The Little House on the Corner

(Writing 101, Day Eleven: Size Matters
Today, tell us about the home you lived in when you were twelve. For your twist, pay attention to — and vary — your sentence lengths.)

When I was twelve, I was in seventh grade. That would have been during the two years that we lived in a rented house on Killingsworth Avenue in Portland, Oregon. I remember it as having a brick facade, with a pretty red brick chimney that had darker bricks making the pattern of a huge X about halfway up. I had a crush on a boy in my class who liked to tell me, “X marks the spot!” in describing where I lived.

The house was located in a pleasant residential neighborhood, within walking distance of the school where I attended 7th and 8th grades. It was also within walking distance of the library, so it had two of the most important features for me!  There was a park nearby as well, and grocery shopping was around the corner and down the street about three blocks. In fact, I remember that grocery store being robbed  while I was getting the milk and bread my mom had sent me to purchase, but that’s another story.

This is not a picture of the neighborhood we lived in, but it is from a street nearby. It brings back the feeling of the neighborhood for me.

There was a nice yard. The house was on a corner, and in my memory the front yard was small. The back, however, was big enough to set up a croquet game, and to enjoy the clear air and warm sunshine of a Portland summer day. I think there was a garage, although I’m not completely clear on that.

I remember the interior layout of the house very well. What I don’t remember is how it was painted or papered. I have a vague memory of the furniture, because it followed us from house to house. We moved a lot back then, My mom never complained, that I remember, about the frequent moves, but it must have become tedious. I was happy for her when she finally was able to settle into a house she and Dad lived in for over 20 years.

Back to the inside of our little rented house in Portland.

As you walked in through the front door, you entered the living room. Most of the room was to your right.  I remember windows and priscilla curtains, and the old hide-a-bed sofa that had traveled with us from Minneapolis.  It was showing its age by then, and it seems to me it got a reupholstery job somewhere during that period.

If you turned right  inside the front door, you were in the kitchen.  I liked that kitchen. I remember white octagonal tiles, little ones, for the counter tops. I’d never seen anything quite like that before.  I remember that the kitchen was large enough to accommodate more than one cook, which was a good thing while my sister and I were both learning our way around a stove and refrigerator during those years.  Lots of baking happened in that kitchen, and some really good meals as well.

There was an eating area at one side of the kitchen that looked out onto the street and part of the front yard. I remember a built-in buffet that had a mirror that ran the length of it. At one point, my mom had a parakeet name Mac. He was so much fun. He used to like to entertain himself by strutting up and down the length of that mirror, chirping and showing off the whole way.

As you walked through the kitchen to the sink, which was under a window that looked out over the back yard, you turned right from the sink and went to the basement steps. I remember moving down to the basement during the summer because it was cooler down there; also, it was the only time I didn’t have to share a room with my sister.  It wasn’t really a room, but I seem to remember blankets or curtains strung on wire that sectioned off a large corner of the basement.

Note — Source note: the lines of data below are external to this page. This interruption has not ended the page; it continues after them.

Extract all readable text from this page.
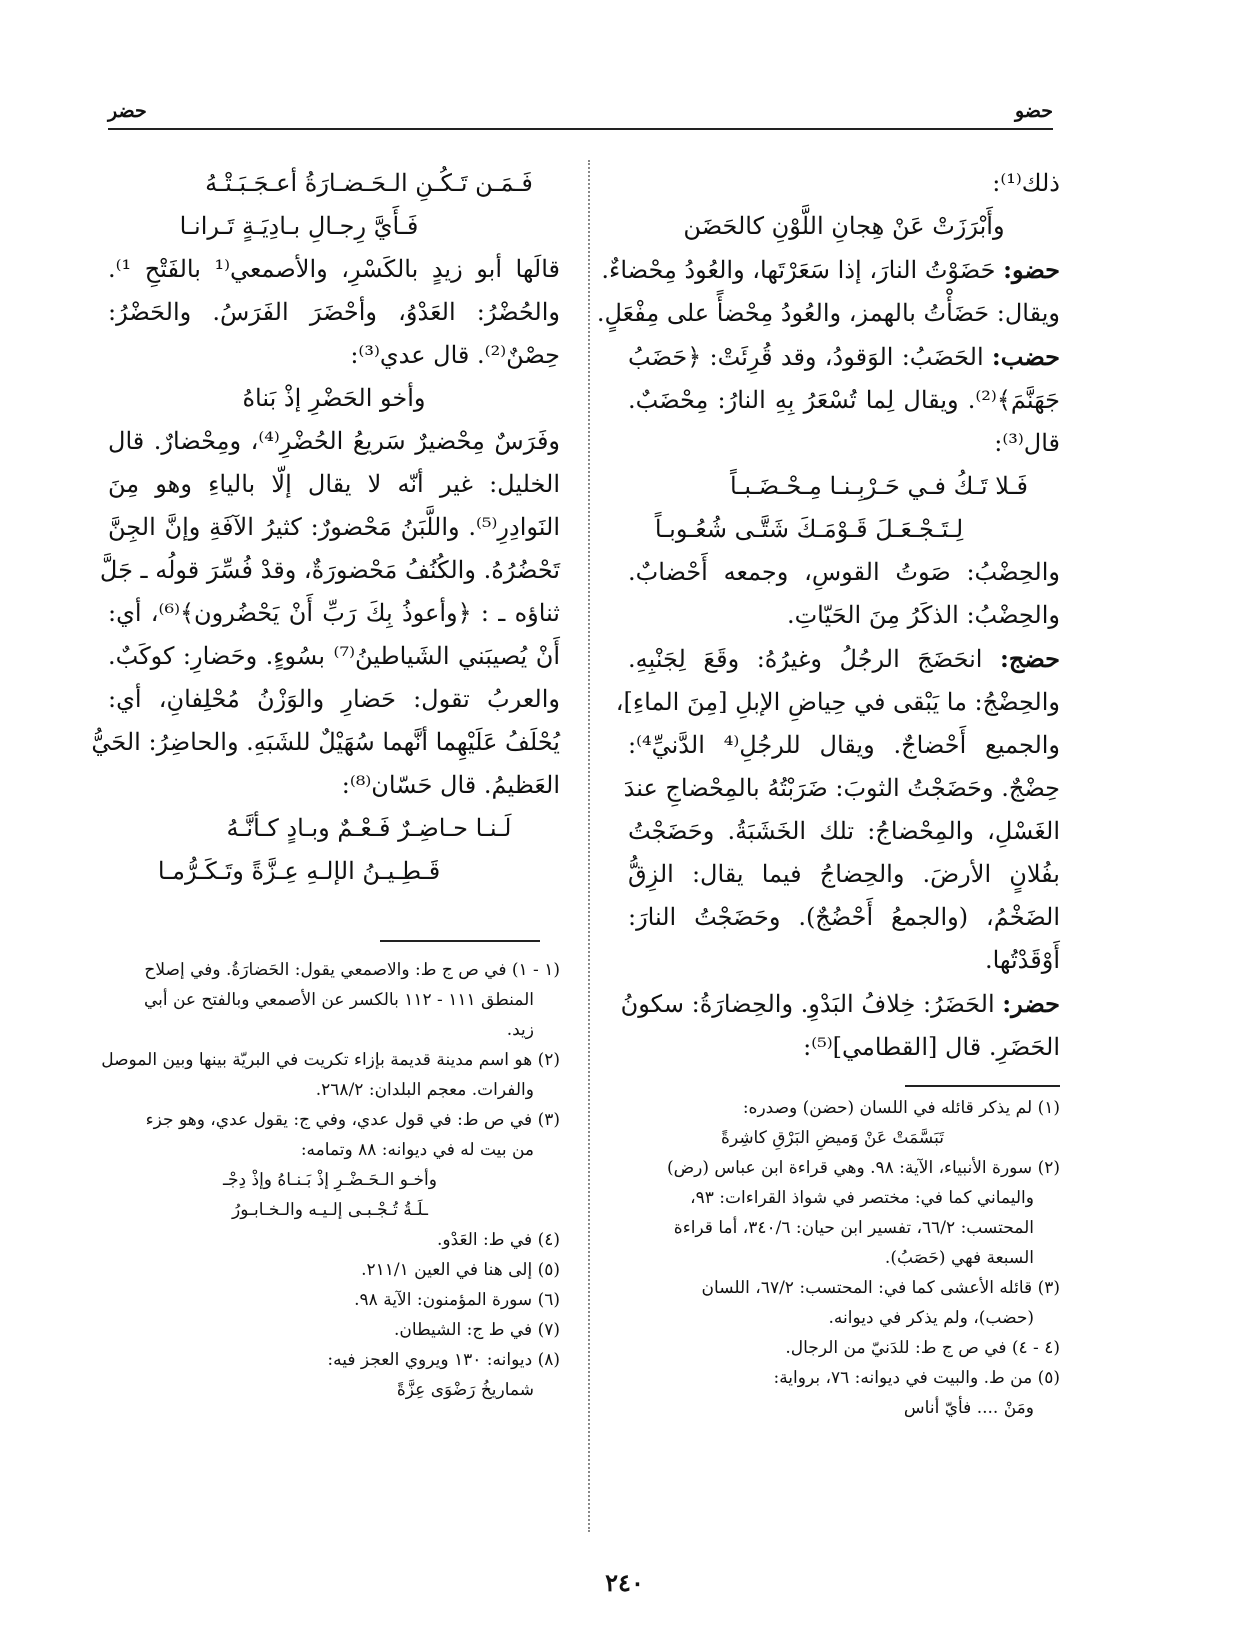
حضو
حضر

ذلك⁽¹⁾:

وأَبْرَزَتْ عَنْ هِجانِ اللَّوْنِ كالحَضَن

حضو: حَضَوْتُ النارَ، إذا سَعَرْتَها، والعُودُ مِحْضاءٌ.

ويقال: حَضَأْتُ بالهمز، والعُودُ مِحْضأً على مِفْعَلٍ.

حضب: الحَضَبُ: الوَقودُ، وقد قُرِئَتْ: ﴿حَضَبُ

جَهَنَّمَ﴾⁽²⁾. ويقال لِما تُسْعَرُ بِهِ النارُ: مِحْضَبٌ.

قال⁽³⁾:

فَـلا تَـكُ فـي حَـرْبِـنـا مِـحْـضَـبـاً

لِـتَـجْـعَـلَ قَـوْمَـكَ شَتَّـى شُعُـوبـاً

والحِضْبُ: صَوتُ القوسِ، وجمعه أَحْضابٌ.

والحِضْبُ: الذكَرُ مِنَ الحَيّاتِ.

حضج: انحَضَجَ الرجُلُ وغيرُهُ: وقَعَ لِجَنْبِهِ.

والحِضْجُ: ما يَبْقى في حِياضِ الإبلِ [مِنَ الماءِ]،

والجميع أَحْضاجٌ. ويقال للرجُلِ⁽⁴ الدَّنيِّ⁴⁾:

حِضْجٌ. وحَضَجْتُ الثوبَ: ضَرَبْتُهُ بالمِحْضاجِ عندَ

الغَسْلِ، والمِحْضاجُ: تلك الخَشَبَةُ. وحَضَجْتُ

بفُلانٍ الأرضَ. والحِضاجُ فيما يقال: الزِقُّ

الضَخْمُ، (والجمعُ أَحْضُجٌ). وحَضَجْتُ النارَ:

أَوْقَدْتُها.

حضر: الحَضَرُ: خِلافُ البَدْوِ. والحِضارَةُ: سكونُ

الحَضَرِ. قال [القطامي]⁽⁵⁾:

فَـمَـن تَـكُـنِ الـحَـضـارَةُ أعـجَـبَـتْـهُ

فَـأَيَّ رِجـالِ بـادِيَـةٍ تَـرانـا

قالَها أبو زيدٍ بالكَسْرِ، والأصمعي⁽¹ بالفَتْحِ ¹⁾.

والحُضْرُ: العَدْوُ، وأحْضَرَ الفَرَسُ. والحَضْرُ:

حِصْنٌ⁽²⁾. قال عدي⁽³⁾:

وأخو الحَضْرِ إذْ بَناهُ

وفَرَسٌ مِحْضيرٌ سَريعُ الحُضْرِ⁽⁴⁾، ومِحْضارٌ. قال

الخليل: غير أنّه لا يقال إلّا بالياءِ وهو مِنَ

النَوادِرِ⁽⁵⁾. واللَّبَنُ مَحْضورٌ: كثيرُ الآفَةِ وإنَّ الجِنَّ

تَحْضُرُهُ. والكُنُفُ مَحْضورَةٌ، وقدْ فُسِّرَ قولُه ـ جَلَّ

ثناؤه ـ : ﴿وأعوذُ بِكَ رَبِّ أَنْ يَحْضُرون﴾⁽⁶⁾، أي:

أَنْ يُصيبَني الشَياطينُ⁽⁷⁾ بسُوءٍ. وحَضارِ: كوكَبٌ.

والعربُ تقول: حَضارِ والوَزْنُ مُحْلِفانِ، أي:

يُحْلَفُ عَلَيْهِما أنَّهما سُهَيْلٌ للشَبَهِ. والحاضِرُ: الحَيُّ

العَظيمُ. قال حَسّان⁽⁸⁾:

لَـنـا حـاضِـرٌ فَـعْـمٌ وبـادٍ كـأنَّـهُ

قَـطِـيـنُ الإلـهِ عِـزَّةً وتَـكَـرُّمـا

(١) لم يذكر قائله في اللسان (حضن) وصدره:

تَبَسَّمَتْ عَنْ وَميضِ البَرْقِ كاشِرةً

(٢) سورة الأنبياء، الآية: ٩٨. وهي قراءة ابن عباس (رض)

واليماني كما في: مختصر في شواذ القراءات: ٩٣،

المحتسب: ٦٦/٢، تفسير ابن حيان: ٣٤٠/٦، أما قراءة

السبعة فهي (حَصَبُ).

(٣) قائله الأعشى كما في: المحتسب: ٦٧/٢، اللسان

(حضب)، ولم يذكر في ديوانه.

(٤ - ٤) في ص ج ط: للدَنيّ من الرجال.

(٥) من ط. والبيت في ديوانه: ٧٦، برواية:

ومَنْ .... فأيّ أناس

(١ - ١) في ص ج ط: والاصمعي يقول: الحَضارَةُ. وفي إصلاح

المنطق ١١١ - ١١٢ بالكسر عن الأصمعي وبالفتح عن أبي

زيد.

(٢) هو اسم مدينة قديمة بإزاء تكريت في البريّة بينها وبين الموصل

والفرات. معجم البلدان: ٢٦٨/٢.

(٣) في ص ط: في قول عدي، وفي ج: يقول عدي، وهو جزء

من بيت له في ديوانه: ٨٨ وتمامه:

وأخـو الـحَـضْـرِ إذْ بَـنـاهُ وإذْ دِجْـ

ـلَـةُ تُـجْـبـى إلـيـه والـخـابـورُ

(٤) في ط: العَدْو.

(٥) إلى هنا في العين ٢١١/١.

(٦) سورة المؤمنون: الآية ٩٨.

(٧) في ط ج: الشيطان.

(٨) ديوانه: ١٣٠ ويروي العجز فيه:

شماريخُ رَضْوَى عِزَّةً

٢٤٠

Now, going back to the living room, if you walked straight across the room from the front door you would enter the hallway that separated my parents’ room, the bathroom, and Dad’s study from the rest of the house. Memory dims here.  I don’t remember much at all about those rooms.

Just before you would get to the hallway, there was a door on the left, near the piano, that went up to the big bedroom my sister and I shared. It ran the length of the house, probably one of the largest rooms we’d ever had. Seems to me it wasn’t quite finished when we moved in–I have a vague memory of linoleum flooring being laid either just before or just after we got there. We had twin beds, and there was plenty of room for each of us to have our own area far enough from the other that we could enjoy what almost seemed like privacy. We did share a dresser and the closet. I don’t remember if there was a desk, but I do remember sitting on my bed to do homework so maybe there was no desk.

I loved Portland. We lived there for five years, between the years when I was 10 and 15.  I loved the climate. It snowed now and then in the winter, but nothing like the Minnesota winters I was used to. It rained a lot, but we learned to use umbrellas and galoshes. The summers were gorgeous. There could be a rain shower in the morning, but usually the skies were clear and friendly after that. I don’t remember mosquitos. I do remember berry-picking, long lazy summer days, walks in the nearby park with a friend or two from school. It was a different era, one in which we never gave much thought to whether or not a young girl was safe walking back and forth alone the mile or so it took to get to the library.

Those were good years, and that little house on the corner is an important part of the memories I have of my junior high years.